Il giorno verrà di nuovo
dai ciottoli di campo
dov’era una profonda incisione
orma di secoli e di passi,
luce che si espande
rischiara e vanifica
la continuità del ritorno.
Appena un persuasivo colore
vedrò svanire sulle foglie d’erba.
Nella brughiera desolata
un cespo di viole
e tutta la brughiera
soavemente olezza.
L’aria com’è trasparente oggi,
ed i monti sono così vicini!
Se io tendo le mani
forse raggiungo le cime dei pini...
ma il mio cuore rimane inerte
eppure la gioia è forse a quattro passi
lungo il muro che porta alla pietraia,
laggiù sul lago scie di rame
appaiono certezza,
la luna lancerà la sua luce più bella
su quella riva eccezionale.
Timoroso ed incerto già comincia l’usignolo il canto,
quanto è bella la terra in quest’ora solitaria.

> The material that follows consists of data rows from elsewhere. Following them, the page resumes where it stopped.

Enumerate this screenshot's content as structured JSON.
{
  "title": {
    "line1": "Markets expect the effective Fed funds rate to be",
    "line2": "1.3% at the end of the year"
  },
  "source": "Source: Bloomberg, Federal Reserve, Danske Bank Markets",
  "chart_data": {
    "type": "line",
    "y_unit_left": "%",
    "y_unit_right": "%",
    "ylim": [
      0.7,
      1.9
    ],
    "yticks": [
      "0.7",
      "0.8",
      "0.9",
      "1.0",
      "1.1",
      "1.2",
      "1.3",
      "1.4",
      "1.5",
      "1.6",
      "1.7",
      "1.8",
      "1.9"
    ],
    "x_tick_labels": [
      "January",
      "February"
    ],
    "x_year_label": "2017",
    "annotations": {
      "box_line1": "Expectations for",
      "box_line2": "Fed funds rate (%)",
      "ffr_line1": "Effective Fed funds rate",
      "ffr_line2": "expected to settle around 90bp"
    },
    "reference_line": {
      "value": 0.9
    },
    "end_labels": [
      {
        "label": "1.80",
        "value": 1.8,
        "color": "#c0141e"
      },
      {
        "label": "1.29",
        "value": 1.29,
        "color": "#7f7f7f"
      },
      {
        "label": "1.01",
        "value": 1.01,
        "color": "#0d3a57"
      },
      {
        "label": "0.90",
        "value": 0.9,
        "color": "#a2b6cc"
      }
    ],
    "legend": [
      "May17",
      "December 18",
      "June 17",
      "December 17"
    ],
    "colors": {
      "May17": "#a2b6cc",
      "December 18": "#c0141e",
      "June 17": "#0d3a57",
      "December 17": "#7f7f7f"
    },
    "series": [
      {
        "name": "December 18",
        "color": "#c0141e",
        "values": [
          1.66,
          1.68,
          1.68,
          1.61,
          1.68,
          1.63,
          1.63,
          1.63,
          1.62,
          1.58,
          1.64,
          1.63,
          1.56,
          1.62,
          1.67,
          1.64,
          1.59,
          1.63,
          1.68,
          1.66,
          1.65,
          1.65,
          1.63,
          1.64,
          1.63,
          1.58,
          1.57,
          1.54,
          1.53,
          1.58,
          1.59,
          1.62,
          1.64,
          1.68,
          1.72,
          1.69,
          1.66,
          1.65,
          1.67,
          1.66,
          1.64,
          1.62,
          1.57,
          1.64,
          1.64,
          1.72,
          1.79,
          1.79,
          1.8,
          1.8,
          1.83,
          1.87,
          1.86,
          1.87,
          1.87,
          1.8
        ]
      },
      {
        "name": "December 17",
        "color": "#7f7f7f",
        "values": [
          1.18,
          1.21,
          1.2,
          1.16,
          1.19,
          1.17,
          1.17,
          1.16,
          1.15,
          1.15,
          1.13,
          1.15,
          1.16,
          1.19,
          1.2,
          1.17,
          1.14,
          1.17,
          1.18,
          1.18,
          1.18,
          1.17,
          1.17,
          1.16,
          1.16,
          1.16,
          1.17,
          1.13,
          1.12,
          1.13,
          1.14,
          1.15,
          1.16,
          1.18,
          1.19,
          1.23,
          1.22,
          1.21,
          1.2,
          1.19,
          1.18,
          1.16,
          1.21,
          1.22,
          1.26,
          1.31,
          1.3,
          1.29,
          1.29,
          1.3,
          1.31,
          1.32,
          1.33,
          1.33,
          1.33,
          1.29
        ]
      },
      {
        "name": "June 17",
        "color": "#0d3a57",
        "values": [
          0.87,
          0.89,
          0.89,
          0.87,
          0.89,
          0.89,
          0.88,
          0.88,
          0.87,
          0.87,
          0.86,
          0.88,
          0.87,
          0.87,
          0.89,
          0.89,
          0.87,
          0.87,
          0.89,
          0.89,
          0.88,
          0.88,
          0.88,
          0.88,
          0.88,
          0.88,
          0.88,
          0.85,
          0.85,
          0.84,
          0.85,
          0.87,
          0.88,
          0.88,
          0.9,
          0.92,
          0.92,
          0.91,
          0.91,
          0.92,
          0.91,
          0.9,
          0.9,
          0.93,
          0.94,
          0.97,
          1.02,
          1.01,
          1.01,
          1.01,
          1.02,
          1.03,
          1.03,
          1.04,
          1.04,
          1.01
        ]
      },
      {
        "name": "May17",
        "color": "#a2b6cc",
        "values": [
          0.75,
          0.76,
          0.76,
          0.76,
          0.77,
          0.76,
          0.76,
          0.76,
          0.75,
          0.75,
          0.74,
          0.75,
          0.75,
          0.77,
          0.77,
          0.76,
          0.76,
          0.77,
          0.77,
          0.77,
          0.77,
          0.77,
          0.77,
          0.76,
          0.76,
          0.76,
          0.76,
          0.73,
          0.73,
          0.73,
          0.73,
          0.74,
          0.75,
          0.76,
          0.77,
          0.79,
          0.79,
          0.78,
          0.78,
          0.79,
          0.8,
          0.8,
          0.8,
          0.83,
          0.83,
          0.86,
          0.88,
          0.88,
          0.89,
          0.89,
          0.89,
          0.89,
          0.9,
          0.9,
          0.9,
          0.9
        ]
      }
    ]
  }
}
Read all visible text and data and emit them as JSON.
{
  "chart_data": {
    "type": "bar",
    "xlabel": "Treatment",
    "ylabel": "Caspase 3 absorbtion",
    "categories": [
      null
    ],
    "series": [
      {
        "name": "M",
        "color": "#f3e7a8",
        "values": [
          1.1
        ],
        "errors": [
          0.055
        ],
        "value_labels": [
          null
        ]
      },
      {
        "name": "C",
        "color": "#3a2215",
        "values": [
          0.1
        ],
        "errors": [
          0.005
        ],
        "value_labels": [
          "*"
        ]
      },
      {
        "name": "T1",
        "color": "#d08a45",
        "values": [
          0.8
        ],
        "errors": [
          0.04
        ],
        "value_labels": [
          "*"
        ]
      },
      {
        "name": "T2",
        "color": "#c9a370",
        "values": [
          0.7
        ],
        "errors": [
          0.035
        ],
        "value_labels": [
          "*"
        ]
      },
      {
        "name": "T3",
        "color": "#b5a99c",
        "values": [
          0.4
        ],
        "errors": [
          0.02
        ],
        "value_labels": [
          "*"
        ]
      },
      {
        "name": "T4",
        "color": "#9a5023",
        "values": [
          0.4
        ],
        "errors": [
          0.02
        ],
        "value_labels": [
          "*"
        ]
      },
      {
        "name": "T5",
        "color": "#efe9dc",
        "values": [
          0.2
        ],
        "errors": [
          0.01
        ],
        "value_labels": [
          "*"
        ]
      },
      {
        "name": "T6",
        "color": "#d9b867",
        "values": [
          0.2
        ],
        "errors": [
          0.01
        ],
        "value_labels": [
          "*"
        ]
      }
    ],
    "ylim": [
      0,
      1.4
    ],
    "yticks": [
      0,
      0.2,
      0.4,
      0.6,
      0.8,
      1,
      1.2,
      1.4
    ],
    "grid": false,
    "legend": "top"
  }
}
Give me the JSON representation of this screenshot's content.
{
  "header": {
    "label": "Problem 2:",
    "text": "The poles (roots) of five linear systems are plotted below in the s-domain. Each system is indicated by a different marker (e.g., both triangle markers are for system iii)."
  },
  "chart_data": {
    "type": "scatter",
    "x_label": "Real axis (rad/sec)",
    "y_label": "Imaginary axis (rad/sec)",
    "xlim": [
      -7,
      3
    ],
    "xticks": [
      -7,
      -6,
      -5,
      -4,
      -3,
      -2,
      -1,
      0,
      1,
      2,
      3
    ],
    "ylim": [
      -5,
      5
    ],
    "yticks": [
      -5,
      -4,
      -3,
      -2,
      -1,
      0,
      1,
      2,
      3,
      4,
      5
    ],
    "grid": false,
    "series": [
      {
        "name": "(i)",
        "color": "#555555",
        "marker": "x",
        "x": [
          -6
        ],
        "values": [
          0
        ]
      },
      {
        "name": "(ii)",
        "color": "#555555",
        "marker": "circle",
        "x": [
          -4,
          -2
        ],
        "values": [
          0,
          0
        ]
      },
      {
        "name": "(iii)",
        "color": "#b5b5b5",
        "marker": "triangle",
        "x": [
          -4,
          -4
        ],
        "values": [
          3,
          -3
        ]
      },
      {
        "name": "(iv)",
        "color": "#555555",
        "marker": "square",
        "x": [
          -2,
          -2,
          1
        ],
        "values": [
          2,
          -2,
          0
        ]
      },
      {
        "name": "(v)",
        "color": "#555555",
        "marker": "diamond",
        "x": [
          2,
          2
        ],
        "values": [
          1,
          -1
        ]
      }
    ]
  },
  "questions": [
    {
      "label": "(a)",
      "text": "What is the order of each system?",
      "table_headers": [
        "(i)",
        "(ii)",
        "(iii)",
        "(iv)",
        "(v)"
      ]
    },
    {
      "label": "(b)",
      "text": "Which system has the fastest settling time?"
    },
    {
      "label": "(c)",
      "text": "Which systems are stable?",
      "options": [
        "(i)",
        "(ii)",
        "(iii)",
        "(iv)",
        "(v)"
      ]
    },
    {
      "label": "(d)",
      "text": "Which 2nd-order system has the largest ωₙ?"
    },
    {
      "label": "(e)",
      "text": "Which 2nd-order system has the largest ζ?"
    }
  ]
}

Mattina tersa di alti spazi
s’indugia ancora un poco
sul sentiero che si snoda
a curve a tratti di pietra,
il cielo si è fatto compatto
il sole picchia alto,
sul collo un brivido di sudore,
ma la spinta verso la sommità
è pressante; è presente
come l’aria che sfida stridula.
Io resto sempre sola sul sentiero:
non sono fra i primi,
non sono fra gli ultimi,
ho un passo che mi porta a metà,
forse per meditare su quest’ora così completa.